Silent Steve

Remember how he was there all the time in the election? Making us feel like he could smile and wave and knew we were out here? I was thinking about how Stevie has gone silent even while his MP roasted a bit in the first week of his mandate and the Globe has been thinking about it as well:

Peter Donolo, an executive vice-president at the Strategic Counsel who was communications director for former prime minister Jean Chrétien when the Liberals came to power in 1993, said the Conservatives have had the worst start of any federal government he can remember. “Mr. Harper had this Day One which I don’t think went according to plan . . . and he has kind of disappeared.” There is not much the Prime Minister could have done to help the Emerson situation by speaking about it publicly, Mr. Donolo said. “It’s not like he can solve it by making an appearance or going on a TV show for an interview.” …

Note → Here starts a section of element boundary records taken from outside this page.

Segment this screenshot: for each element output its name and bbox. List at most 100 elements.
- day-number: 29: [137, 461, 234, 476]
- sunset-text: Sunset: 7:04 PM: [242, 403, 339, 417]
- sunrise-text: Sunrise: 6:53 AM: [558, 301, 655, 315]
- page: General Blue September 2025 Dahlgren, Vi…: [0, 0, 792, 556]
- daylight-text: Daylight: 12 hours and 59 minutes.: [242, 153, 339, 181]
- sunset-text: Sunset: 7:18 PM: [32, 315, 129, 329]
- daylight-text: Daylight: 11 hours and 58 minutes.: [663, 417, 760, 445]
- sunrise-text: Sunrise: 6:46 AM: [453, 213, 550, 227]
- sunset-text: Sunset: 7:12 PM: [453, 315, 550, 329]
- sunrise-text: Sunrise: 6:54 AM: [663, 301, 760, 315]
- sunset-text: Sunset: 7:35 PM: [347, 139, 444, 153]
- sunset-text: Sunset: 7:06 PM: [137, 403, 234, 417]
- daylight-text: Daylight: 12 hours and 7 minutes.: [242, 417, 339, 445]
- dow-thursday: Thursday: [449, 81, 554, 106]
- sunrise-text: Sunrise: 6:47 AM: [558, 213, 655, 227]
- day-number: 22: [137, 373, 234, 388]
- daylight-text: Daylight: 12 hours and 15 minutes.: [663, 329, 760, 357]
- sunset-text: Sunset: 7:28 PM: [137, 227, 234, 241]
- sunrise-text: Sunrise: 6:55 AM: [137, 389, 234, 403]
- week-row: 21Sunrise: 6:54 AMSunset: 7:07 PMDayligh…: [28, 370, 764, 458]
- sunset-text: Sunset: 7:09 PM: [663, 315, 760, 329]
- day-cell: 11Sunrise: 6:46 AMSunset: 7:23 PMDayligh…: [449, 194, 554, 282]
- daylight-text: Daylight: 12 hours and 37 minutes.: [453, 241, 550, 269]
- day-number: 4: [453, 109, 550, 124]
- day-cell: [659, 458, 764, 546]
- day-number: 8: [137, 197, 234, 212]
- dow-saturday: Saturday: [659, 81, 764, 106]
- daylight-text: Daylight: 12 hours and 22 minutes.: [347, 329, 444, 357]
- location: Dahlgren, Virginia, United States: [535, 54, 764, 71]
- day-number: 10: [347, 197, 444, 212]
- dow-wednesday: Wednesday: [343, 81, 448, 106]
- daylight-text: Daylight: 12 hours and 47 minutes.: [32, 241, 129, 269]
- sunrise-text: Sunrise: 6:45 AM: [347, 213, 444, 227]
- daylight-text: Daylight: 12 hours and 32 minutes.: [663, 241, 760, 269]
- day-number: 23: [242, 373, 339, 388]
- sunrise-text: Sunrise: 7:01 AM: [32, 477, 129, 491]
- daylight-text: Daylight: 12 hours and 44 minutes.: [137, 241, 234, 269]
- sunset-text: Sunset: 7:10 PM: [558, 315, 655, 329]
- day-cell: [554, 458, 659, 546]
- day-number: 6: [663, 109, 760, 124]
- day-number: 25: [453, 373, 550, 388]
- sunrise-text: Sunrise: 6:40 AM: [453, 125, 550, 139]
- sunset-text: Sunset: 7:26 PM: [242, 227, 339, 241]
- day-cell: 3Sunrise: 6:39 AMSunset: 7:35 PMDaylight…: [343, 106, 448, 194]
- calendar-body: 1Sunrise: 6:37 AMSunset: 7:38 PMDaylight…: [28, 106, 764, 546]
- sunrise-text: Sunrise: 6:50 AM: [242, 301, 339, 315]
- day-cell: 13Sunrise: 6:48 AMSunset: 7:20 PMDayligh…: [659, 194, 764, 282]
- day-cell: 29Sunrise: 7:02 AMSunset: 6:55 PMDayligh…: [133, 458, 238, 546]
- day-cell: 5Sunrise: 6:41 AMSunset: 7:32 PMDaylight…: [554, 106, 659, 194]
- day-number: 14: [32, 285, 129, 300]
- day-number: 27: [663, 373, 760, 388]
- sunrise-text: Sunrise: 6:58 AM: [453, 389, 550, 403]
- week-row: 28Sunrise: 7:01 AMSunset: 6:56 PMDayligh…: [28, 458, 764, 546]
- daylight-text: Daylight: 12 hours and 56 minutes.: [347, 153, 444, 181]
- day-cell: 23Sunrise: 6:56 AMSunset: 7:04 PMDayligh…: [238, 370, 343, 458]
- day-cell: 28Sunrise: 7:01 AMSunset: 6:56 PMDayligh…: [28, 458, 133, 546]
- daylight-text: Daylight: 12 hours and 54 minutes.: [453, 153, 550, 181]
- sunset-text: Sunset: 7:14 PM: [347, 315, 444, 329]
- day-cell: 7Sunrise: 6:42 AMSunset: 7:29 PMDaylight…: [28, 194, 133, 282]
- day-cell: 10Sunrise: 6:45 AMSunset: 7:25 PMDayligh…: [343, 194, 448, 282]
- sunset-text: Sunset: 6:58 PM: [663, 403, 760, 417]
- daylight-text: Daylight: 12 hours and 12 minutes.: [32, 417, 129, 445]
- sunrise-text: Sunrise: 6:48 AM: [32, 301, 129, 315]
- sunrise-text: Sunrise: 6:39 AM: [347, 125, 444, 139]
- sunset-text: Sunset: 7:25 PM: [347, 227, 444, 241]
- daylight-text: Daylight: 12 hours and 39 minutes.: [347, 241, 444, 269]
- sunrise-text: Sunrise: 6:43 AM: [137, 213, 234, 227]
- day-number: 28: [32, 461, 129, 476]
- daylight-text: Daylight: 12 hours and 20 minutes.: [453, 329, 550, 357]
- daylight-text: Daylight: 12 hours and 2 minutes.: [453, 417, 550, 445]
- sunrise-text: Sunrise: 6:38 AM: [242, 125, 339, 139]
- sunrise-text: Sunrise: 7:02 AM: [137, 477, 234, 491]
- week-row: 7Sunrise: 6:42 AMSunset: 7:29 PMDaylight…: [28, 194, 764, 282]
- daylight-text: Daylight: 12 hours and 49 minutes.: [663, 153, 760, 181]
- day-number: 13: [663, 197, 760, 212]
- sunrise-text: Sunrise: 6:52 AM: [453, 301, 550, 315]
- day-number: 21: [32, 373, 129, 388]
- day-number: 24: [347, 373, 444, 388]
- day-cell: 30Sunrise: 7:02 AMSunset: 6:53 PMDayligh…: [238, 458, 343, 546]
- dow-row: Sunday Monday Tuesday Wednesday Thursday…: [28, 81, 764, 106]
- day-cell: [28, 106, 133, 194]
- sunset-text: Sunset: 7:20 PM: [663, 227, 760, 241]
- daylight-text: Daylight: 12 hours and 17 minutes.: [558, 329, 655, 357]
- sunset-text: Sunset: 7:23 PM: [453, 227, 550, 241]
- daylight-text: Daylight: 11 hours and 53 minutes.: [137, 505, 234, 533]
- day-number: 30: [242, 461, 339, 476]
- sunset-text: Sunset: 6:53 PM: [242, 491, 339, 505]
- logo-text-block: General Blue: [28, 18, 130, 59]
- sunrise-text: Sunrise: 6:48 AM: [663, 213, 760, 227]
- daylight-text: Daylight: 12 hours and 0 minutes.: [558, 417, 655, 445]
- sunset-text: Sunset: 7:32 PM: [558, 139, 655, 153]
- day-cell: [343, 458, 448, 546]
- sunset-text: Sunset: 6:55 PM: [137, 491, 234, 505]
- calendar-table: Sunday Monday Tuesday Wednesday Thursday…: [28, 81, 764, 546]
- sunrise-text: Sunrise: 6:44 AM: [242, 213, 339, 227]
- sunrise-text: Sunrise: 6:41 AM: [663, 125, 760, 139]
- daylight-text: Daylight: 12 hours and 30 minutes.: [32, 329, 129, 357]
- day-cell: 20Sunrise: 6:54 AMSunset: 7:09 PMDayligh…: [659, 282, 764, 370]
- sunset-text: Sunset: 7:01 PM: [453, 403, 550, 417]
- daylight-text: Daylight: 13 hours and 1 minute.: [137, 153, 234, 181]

In the six weeks until MPs return to the House of Commons, the Opposition and press gallery members will be looking for ways to occupy their idle hands. And while Mr. Harper works on his Throne Speech, prepares legislation and receives briefings, the news generated in his absence is unlikely to be positive. But Tim Powers, a Conservative strategist, said it would be wrong to create meaningless news events. “You can’t just do things for the sake of doing things. That’s never been Harper,” he said. “I think people would prefer the substance to the sizzle and I think Harper gives them substance.”

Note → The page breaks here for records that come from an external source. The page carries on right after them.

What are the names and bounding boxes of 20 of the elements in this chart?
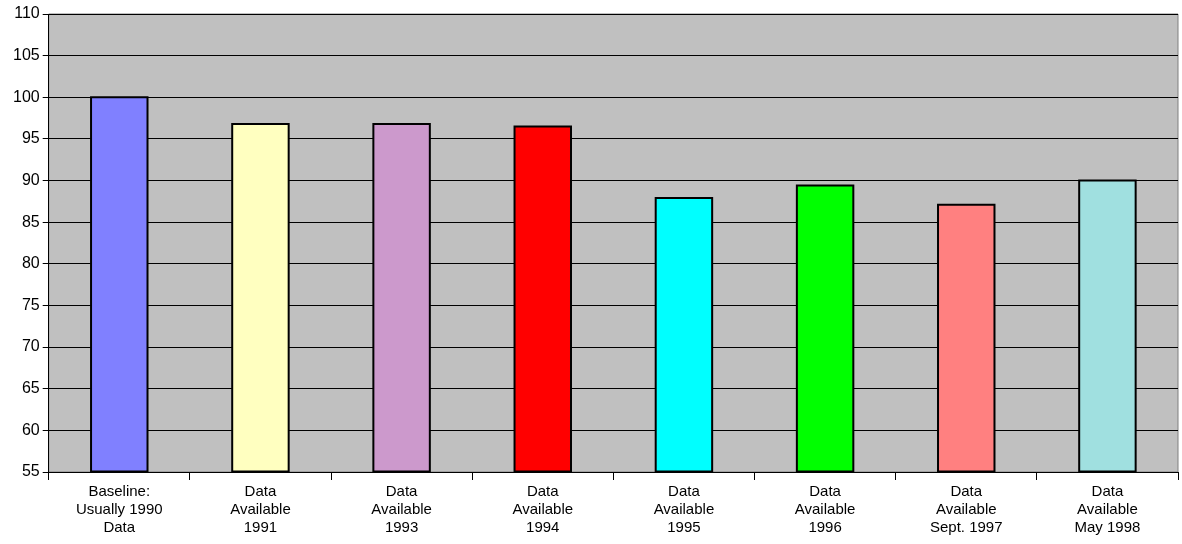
y-tick-label: 105 bbox=[12, 46, 40, 64]
x-tick-label: Data Available Sept. 1997 bbox=[929, 482, 1003, 536]
x-tick-label: Data Available 1995 bbox=[653, 482, 715, 536]
y-tick-label: 55 bbox=[21, 462, 40, 480]
x-tick-label: Data Available 1993 bbox=[371, 482, 432, 536]
y-tick-label: 60 bbox=[21, 420, 40, 438]
x-tick-label: Baseline: Usually 1990 Data bbox=[75, 482, 163, 536]
x-tick-label: Data Available 1994 bbox=[512, 482, 574, 536]
y-tick-label: 95 bbox=[21, 129, 40, 147]
y-tick-label: 70 bbox=[21, 337, 40, 355]
x-tick-label: Data Available 1991 bbox=[230, 482, 291, 536]
y-tick-label: 100 bbox=[12, 87, 40, 105]
y-tick-label: 65 bbox=[21, 379, 40, 397]
y-tick-label: 90 bbox=[21, 170, 40, 188]
x-tick-label: Data Available May 1998 bbox=[1074, 482, 1141, 536]
y-tick-label: 75 bbox=[21, 295, 40, 313]
x-tick-label: Data Available 1996 bbox=[794, 482, 856, 536]
y-tick-label: 85 bbox=[21, 212, 40, 230]
y-tick-label: 110 bbox=[14, 4, 40, 22]
y-tick-label: 80 bbox=[21, 254, 40, 272]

Me, I don’t mind. We have had about 3 years of way too much Federal politics and a break is nice. Plus the Olympics are on. But sooner or later I will be looking at my tax forms and figuring out how much I had to send to Ottawa and it would be nice to get a little bit of a show for my money. Aside from the politics, it will be excruciating if the new Prime Minister decides that he does not have a public role and need not lead only decide, though it will be a new and unexpected way for a Tory government to shoot itself in the foot.

But if the silence is to come up with new plans like equalization that does not take into account Alberta’s oil and gas revenue but costs Ontario a billion more instead of, day, ten billion less…well, maybe we ought to get noisy.